With regards to tissue mechanics, the local quantities we quantify are the isotropic component of stress,
$$\begin{aligned} P_\alpha = \frac{1}{2}\mathrm {Tr}\left( \sigma _\alpha \right) , \end{aligned}$$
(18)
and the stress deviator tensor projected along the direction of the auxin gradient,
$$\begin{aligned} D_\alpha = \frac{\nabla a_\alpha ^T \sigma '_\alpha \nabla a_\alpha }{\left| \nabla a_\alpha \right| ^2}, \end{aligned}$$
(19)
where \(\sigma ^\prime _\alpha = \sigma _\alpha - I P_\alpha \), and I is the identity matrix. Therefore, \(P_\alpha \) is a measure if a cell is being compressed (\(P_\alpha <0\)), or pulled apart (\(P_\alpha >0\)), and \(D_\alpha \) translates into if a cell is more compressed along the auxin gradient than perpendicular to it (\(D_\alpha <0\)), or vice-versa (\(D_\alpha >0\)).

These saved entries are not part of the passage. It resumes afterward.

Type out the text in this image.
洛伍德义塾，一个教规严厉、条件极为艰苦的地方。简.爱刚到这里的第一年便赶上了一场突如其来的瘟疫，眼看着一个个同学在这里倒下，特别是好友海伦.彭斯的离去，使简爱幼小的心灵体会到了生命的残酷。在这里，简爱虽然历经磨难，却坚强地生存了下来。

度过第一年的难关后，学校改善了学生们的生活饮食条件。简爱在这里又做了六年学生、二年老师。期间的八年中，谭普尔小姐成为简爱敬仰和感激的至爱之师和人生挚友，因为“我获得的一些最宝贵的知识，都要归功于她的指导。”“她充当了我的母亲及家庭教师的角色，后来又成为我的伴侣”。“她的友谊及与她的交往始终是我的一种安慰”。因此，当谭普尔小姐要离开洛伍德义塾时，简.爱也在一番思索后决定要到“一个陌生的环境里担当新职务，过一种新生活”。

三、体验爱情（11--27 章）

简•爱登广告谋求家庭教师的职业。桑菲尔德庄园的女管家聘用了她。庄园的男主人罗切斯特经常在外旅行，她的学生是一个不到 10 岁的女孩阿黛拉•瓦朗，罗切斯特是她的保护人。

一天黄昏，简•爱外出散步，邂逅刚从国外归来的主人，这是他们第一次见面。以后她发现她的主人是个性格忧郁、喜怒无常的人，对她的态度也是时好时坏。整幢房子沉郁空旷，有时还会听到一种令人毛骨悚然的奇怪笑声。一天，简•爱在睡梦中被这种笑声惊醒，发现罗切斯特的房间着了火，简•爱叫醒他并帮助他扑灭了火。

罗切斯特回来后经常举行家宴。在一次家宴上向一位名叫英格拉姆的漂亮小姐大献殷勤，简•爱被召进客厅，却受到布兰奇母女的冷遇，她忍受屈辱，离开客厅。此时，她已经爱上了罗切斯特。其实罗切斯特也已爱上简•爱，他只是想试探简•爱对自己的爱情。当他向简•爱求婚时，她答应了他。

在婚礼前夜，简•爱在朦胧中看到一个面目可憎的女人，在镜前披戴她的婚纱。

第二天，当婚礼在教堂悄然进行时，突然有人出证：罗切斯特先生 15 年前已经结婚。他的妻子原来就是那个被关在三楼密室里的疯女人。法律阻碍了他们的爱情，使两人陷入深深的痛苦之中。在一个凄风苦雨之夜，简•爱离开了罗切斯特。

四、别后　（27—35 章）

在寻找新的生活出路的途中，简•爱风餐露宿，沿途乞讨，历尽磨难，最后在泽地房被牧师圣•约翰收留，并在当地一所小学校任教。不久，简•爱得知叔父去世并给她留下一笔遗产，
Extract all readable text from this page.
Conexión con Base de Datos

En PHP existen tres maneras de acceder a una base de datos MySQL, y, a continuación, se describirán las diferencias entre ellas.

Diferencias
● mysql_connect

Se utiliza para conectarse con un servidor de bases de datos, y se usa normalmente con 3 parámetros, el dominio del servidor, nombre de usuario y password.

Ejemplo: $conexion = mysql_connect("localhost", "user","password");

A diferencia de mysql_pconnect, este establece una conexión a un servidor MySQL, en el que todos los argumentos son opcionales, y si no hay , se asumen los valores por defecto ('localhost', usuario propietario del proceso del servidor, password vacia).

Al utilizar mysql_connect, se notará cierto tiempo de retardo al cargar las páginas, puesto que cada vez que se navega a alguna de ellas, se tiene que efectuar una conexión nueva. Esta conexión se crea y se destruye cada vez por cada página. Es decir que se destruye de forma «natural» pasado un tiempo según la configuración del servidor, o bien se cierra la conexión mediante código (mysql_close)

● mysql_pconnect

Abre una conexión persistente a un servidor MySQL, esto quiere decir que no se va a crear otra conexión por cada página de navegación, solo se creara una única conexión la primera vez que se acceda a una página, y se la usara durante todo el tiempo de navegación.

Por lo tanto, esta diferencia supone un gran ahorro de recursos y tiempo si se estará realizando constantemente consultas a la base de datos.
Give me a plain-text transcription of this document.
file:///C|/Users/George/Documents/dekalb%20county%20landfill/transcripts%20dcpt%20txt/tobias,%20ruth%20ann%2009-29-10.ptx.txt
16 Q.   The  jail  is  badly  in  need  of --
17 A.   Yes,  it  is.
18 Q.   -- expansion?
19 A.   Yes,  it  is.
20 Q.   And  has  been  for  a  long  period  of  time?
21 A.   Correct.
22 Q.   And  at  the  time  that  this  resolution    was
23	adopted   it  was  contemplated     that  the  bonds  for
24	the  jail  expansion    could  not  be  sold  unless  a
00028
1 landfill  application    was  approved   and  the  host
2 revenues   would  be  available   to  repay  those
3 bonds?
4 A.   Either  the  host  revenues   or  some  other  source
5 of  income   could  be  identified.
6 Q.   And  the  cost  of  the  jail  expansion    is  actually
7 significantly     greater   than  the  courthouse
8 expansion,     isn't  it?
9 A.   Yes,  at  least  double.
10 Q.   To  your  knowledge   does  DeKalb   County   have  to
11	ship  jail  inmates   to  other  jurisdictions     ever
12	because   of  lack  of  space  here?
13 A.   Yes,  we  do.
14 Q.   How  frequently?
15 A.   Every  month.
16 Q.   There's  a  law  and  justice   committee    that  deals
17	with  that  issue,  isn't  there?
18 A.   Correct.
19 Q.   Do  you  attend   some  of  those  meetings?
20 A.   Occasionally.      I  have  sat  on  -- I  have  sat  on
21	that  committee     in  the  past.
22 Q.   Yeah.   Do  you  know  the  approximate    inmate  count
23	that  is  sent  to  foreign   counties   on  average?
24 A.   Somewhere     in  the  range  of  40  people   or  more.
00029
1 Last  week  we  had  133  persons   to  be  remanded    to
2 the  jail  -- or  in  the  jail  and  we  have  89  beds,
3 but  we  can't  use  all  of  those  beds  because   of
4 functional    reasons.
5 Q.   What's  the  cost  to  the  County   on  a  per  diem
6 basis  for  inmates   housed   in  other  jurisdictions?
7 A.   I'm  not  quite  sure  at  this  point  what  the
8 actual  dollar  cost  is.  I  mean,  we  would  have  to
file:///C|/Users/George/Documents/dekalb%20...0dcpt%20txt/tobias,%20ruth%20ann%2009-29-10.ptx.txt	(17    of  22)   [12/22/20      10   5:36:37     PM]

Finally, to measure the disruption of an auxin pattern we approximate entropy by means of a Riemann sum,
$$\begin{aligned} S\left[ \varPi \right] = -\sum _{i=-\infty }^\infty \varPi \left( i \varDelta a\right) \varDelta a\ln \left( \varPi \left( i\varDelta a\right) \varDelta a\right) , \end{aligned}$$
(20)
where \(\varPi \left( a\right) \) is the probability density function of auxin and \(\varDelta a\) the partition size. Note that it is only meaningful to compare entropy measures obtained with the same partition size \(\varDelta a\). Here, the probability density function of auxin concentration is obtained by applying a kernel density estimation on the resulting tissue auxin values. Note that \(\varPi \left( a\right) \) is a continuous function. In order to infer it from simulation data, for each auxin value in the tissue, \(a_\alpha \), we add Kernel functions \(K_w(a)\), obeying \(\int _{-\infty }^\infty K_w(a) da = 1\) and \(K_w(a) = K_w(-a)\). Then we can estimate
$$\begin{aligned} \varPi \left( a\right) \sim \frac{1}{M}\sum _{\alpha =1}^M K_w(a-a_\alpha ), \end{aligned}$$
(21)
where w is a smoothing parameter defining the width of the Kernel, this parameter is sometimes called bandwidth. This statistical tool is called kernel density estimation (KDE) [61]. We use the Epanechnikov kernel because it is bounded and we can force \(\varPi \left( a\right) = 0, a\le 0\).